The best part of GenCon these days is seeing friends. I caught up with so many people, but still missed some folks I would like to have had a drink with. For me GenCon is sort of like a class reunion, except it’s people that I want to see (for the most part) and it happens every year. One friend has been working on a new RPG and I got to playtest it one night. That was the one bit of actual gaming I got to do and it was a good time. I can’t tell you who or what game now but I’ll be posting about when he makes it public.

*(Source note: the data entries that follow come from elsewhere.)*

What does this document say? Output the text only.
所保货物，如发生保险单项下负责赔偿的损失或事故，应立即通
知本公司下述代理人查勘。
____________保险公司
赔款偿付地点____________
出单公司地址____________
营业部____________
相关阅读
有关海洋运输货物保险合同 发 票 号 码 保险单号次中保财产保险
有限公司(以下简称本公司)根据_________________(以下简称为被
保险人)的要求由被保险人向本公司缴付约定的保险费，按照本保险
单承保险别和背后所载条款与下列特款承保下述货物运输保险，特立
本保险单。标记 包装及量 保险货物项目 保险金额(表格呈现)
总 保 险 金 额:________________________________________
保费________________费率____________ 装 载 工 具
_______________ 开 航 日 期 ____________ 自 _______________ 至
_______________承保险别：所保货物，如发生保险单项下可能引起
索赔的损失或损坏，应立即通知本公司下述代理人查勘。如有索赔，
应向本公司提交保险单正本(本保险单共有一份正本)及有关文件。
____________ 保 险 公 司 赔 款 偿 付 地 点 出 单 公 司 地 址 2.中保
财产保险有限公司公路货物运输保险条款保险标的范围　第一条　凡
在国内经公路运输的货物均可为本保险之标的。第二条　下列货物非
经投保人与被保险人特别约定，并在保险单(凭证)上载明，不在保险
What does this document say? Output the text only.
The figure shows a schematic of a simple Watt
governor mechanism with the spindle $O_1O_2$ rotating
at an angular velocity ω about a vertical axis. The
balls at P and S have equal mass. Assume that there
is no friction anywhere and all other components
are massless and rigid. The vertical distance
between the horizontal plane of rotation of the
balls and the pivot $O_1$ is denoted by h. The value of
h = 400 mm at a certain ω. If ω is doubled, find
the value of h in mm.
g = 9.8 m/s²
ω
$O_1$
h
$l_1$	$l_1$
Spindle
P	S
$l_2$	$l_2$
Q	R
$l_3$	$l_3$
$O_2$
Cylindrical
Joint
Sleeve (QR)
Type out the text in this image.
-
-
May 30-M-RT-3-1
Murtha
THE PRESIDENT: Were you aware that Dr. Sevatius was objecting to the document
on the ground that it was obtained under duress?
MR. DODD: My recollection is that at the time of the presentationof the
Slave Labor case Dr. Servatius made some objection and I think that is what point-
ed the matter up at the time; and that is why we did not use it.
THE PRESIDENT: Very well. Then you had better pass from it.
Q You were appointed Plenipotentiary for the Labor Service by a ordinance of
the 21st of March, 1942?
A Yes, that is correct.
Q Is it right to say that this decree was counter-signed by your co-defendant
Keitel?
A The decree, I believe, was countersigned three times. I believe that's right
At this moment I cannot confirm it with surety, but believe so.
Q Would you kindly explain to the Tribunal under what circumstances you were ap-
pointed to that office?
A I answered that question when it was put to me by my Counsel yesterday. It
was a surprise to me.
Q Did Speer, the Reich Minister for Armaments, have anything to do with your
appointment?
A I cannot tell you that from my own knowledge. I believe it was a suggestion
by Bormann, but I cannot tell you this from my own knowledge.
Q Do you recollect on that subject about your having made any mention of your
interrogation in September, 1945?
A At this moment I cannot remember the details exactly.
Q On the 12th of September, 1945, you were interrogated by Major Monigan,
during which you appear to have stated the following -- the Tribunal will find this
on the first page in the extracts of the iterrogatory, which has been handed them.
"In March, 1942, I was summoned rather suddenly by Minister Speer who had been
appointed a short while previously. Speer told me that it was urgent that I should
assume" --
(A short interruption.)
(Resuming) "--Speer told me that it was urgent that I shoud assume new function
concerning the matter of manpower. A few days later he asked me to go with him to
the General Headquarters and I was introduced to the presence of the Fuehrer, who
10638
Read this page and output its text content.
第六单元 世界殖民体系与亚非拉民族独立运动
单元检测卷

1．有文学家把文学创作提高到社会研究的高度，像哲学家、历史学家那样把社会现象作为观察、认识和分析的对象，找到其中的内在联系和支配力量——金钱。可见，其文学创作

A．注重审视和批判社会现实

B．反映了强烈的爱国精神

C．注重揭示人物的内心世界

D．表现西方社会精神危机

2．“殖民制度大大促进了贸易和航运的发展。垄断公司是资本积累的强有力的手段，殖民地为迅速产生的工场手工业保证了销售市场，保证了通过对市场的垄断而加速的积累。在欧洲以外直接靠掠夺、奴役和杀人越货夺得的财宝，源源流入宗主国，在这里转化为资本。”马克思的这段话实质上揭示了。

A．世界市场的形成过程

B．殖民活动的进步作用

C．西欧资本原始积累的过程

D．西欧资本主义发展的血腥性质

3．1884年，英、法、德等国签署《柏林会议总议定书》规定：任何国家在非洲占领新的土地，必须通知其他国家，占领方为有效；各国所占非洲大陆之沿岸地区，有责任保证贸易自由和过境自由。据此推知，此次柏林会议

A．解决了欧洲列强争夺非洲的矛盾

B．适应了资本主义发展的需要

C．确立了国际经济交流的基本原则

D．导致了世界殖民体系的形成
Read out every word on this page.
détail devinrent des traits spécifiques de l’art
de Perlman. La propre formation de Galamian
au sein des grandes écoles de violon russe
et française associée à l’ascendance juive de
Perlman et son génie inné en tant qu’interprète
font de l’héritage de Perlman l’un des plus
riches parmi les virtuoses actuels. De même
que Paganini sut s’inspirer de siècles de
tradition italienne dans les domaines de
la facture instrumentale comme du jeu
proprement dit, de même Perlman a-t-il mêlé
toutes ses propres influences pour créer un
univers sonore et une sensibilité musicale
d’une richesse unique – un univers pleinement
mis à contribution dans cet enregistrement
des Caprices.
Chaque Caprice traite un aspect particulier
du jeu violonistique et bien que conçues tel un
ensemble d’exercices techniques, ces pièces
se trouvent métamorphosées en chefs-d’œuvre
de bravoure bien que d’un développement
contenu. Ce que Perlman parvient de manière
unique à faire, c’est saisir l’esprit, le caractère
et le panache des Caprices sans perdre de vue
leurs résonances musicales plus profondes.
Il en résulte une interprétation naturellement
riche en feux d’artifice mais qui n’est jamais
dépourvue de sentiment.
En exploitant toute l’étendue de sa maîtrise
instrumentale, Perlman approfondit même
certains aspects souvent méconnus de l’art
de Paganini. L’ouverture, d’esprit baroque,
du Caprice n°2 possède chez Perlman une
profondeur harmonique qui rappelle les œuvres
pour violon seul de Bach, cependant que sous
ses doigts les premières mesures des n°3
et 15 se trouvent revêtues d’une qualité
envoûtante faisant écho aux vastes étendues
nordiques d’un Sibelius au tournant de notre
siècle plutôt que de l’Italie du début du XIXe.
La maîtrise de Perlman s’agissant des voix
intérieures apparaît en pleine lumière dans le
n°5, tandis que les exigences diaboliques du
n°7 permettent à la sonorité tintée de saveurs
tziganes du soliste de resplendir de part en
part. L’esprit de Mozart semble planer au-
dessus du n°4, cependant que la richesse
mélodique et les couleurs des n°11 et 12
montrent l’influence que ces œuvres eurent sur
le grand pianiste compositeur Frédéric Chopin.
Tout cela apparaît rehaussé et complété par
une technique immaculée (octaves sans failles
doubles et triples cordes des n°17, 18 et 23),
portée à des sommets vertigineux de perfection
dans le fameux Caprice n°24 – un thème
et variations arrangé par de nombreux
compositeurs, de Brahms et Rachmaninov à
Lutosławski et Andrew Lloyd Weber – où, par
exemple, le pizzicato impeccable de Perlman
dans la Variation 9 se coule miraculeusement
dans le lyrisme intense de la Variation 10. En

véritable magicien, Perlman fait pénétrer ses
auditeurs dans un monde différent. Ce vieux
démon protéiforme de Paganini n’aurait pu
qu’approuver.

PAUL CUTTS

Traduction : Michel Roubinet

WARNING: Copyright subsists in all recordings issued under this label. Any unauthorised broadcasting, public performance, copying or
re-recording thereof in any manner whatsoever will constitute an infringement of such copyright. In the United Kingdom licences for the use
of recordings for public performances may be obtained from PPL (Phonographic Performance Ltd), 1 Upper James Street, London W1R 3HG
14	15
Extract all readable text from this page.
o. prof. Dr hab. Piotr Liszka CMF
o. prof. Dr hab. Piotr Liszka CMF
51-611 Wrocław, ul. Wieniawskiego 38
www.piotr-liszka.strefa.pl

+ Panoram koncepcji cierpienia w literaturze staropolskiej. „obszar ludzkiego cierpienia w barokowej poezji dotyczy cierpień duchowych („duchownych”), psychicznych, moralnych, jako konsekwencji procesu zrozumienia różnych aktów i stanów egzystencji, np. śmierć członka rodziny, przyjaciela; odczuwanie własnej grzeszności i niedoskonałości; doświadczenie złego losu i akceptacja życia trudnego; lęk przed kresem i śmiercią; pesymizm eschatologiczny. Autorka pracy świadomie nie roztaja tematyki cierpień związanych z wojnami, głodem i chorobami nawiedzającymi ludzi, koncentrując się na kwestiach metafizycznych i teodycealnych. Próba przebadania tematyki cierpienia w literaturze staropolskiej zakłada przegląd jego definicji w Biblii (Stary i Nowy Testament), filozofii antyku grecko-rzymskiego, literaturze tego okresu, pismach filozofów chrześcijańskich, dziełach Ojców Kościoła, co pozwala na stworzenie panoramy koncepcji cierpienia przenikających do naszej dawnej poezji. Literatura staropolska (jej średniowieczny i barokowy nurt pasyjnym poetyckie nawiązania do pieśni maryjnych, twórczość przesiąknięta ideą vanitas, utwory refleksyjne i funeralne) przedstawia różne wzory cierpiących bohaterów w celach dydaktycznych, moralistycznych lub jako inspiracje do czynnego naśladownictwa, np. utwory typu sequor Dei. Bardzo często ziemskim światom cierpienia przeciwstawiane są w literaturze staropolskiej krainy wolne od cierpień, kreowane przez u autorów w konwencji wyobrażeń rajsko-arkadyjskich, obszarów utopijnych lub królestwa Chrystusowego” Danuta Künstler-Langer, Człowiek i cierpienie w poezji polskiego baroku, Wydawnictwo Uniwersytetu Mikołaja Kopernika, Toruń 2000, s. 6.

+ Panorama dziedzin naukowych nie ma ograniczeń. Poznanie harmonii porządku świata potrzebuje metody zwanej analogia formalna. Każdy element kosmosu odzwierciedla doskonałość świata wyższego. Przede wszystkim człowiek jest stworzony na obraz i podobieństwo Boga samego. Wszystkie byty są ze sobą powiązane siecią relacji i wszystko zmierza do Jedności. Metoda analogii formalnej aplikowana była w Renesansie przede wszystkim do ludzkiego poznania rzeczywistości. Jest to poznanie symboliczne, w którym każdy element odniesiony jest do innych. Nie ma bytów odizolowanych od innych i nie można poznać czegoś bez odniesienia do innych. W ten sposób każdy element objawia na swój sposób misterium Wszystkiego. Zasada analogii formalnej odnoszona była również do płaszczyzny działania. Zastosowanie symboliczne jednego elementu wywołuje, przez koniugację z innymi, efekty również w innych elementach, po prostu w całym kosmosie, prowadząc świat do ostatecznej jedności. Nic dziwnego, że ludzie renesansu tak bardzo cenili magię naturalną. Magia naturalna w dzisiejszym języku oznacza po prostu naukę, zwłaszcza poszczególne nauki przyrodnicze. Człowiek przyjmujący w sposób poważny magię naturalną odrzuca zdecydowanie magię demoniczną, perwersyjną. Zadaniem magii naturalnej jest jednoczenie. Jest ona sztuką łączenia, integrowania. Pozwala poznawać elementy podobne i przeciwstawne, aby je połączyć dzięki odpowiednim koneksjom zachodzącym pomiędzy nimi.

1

I am really looking forward to next year. Not just because it’s GenCon but because we have some exciting stuff planned for 2015. We have two things getting started now that are super cool, though I can’t talk about either of them at this time. Trust me when I say, you will hear about them. Also trust me when I say that neither one of them is Mass Effect*.
Big kudos to the Green Ronin staff and volunteers for all their hard work at GenCon. Our booth crew was so efficient, in fact, that they had packed up all the books at show’s end before I pulled copies of Icons and Gadget Guides for myself! That’s OK though because we are exhibiting at PAX Prime here in Seattle next week and we’re shipping in the new books for that too. I must say, I’m not quite ready for another big, four day convention, but such is life in the game industry.
25 years of GenCon. Damn. Do I get a silver watch or d20 or something? 🙂
* I’m just throwing that out now as a matter of course, because if I say anything vague people jump right to Mass Effect. Like to do it, can’t, end of story.
I still mainly play Warhammer 2nd edition. Your work on Warhammer created, in my opinion, my favourite RPG full stop. Mechanically sound and the whole Warhammer universe to play in. Having said that I am about to run the 1st ed. D&D module Ravenloft I6, actually for the n-th time using Warhammer FRP 2nd. ed. The two were seemingly made for each other. One thing that has annoyed me greatly is the errata regards the Whip for the core rules (Errata version 10).
Whip: A whip is a thick leather or rope cord that
when used in combat deals negligible damage.
Instead, it is quite useful for entangling your
foes. When you begin combat with a whip
readied, you roll two 10-sided dice and take the
And that the Quality Fast was removed just leaving Snare.
Was that for game balance reasons? Fast seemed sort of fine given the Quality description.
But the thing that keeps me awake at night… Could you please email me what “take the better result.” actually refers too? Is it the Initiative roll (sort of makes sense) or to the Damage roll. If the Damage roll, isn’t that effectively just the Quality Tiring?
My money is on Initiative, but I have a habit of being wrong.
That aside, thanks for Warhammer 2nd edition. While companies and players war over new games I soldier on with the game that got it right.
That errata for the whip did not come from me. I suspect it refers to initiative. Damage wouldn’t really make sense.